Angeles City stands proudly among the cities of Pampanga—and it should, since it managed to surpass all the setbacks and changes it faced throughout its history: Japanese bombings, a highly-destructive volcanic eruption, the removal of an American military base, and many more. These events not only inspired and strengthened the locals, but also opened opportunities for growth and progress, which the city enjoys today.
Angeles is the gateway of the Philippines to some of the countries in Asia because of the Clark International Airport. The airport was built on an area that used to be the biggest American military base outside of the Unites States. Now known as the Clark Freeport Zone, the base was transferred to the Philippine government in the early 90s, and it was developed into a glitzy commercial area teeming with places for entertainment, shopping, dining, and many more.
In addition to the modern establishments, the Clark Freeport Zone has many historic areas and places of interest.

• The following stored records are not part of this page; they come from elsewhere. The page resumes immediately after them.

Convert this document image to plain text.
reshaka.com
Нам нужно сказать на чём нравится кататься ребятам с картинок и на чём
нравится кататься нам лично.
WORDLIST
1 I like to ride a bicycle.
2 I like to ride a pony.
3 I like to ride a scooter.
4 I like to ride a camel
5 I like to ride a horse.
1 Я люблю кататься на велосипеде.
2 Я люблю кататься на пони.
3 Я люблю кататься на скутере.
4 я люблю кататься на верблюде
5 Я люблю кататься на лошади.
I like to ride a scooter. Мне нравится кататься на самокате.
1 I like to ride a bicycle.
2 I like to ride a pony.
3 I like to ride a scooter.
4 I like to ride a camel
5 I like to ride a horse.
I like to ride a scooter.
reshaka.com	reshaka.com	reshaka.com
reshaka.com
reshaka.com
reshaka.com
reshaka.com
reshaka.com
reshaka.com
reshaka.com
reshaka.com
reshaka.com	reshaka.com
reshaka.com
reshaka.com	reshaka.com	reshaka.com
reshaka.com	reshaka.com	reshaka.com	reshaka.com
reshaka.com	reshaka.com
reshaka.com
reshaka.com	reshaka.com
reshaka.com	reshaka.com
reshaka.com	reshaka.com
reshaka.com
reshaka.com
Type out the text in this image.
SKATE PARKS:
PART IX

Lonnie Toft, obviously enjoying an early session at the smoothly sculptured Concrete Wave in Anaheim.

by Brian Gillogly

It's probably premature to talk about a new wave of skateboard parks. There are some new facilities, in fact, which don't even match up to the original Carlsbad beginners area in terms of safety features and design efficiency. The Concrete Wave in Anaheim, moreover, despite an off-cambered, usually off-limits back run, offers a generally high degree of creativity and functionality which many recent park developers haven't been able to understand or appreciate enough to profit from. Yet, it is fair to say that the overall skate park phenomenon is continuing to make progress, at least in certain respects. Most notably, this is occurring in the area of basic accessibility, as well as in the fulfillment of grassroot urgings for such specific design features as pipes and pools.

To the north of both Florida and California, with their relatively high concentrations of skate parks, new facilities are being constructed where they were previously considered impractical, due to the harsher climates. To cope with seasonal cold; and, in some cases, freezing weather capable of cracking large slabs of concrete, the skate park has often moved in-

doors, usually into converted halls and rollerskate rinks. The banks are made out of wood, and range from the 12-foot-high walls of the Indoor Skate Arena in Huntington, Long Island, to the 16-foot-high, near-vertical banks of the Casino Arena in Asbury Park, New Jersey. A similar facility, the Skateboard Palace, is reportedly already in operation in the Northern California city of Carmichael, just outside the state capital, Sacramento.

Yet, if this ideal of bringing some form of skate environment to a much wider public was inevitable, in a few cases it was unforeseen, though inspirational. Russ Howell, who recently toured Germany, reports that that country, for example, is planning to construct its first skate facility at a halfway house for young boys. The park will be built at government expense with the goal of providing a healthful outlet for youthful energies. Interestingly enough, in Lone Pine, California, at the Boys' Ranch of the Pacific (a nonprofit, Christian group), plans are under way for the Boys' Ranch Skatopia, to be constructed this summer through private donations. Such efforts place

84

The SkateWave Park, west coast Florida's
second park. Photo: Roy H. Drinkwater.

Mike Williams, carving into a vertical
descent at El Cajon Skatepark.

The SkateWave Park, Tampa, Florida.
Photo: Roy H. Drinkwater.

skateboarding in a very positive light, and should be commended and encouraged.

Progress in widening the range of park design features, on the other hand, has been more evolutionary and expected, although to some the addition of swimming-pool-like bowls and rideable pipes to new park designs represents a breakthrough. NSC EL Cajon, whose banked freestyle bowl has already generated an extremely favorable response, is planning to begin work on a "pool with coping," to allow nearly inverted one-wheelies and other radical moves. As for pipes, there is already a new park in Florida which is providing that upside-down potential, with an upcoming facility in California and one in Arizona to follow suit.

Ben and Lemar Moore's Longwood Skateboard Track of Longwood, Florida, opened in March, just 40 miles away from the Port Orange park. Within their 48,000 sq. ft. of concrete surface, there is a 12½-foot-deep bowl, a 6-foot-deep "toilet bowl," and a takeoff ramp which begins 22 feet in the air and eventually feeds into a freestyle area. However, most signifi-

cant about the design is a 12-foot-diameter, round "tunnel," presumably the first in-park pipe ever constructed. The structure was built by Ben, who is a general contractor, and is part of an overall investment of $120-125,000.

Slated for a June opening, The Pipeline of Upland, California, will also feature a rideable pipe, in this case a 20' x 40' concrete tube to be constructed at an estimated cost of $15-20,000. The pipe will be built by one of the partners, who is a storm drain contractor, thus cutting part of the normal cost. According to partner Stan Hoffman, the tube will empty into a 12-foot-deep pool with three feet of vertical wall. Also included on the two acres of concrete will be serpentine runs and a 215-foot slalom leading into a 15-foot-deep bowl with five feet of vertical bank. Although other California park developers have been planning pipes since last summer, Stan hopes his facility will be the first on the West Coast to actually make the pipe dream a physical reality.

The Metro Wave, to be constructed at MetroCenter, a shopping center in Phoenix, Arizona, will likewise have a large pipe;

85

The Salakot is a monument near the base's main gate that was designed after a Filipino native hat. It was built to commemorate the establishment of Filipino sovereignty over the military base and to symbolize the long history of Filipino-American alliance. There is also the US Memorial Cemetery, where 8,000 soldiers who died during the Spanish-American and Philippine-American wars were buried.
Angeles also has a lot of hidden gems as well. One of them is Aling Lucing, a small and gritty eatery where sisig was born. Sisig is one of the most popular bar chows in the country, and Aling Lucing serves the best version of this dish.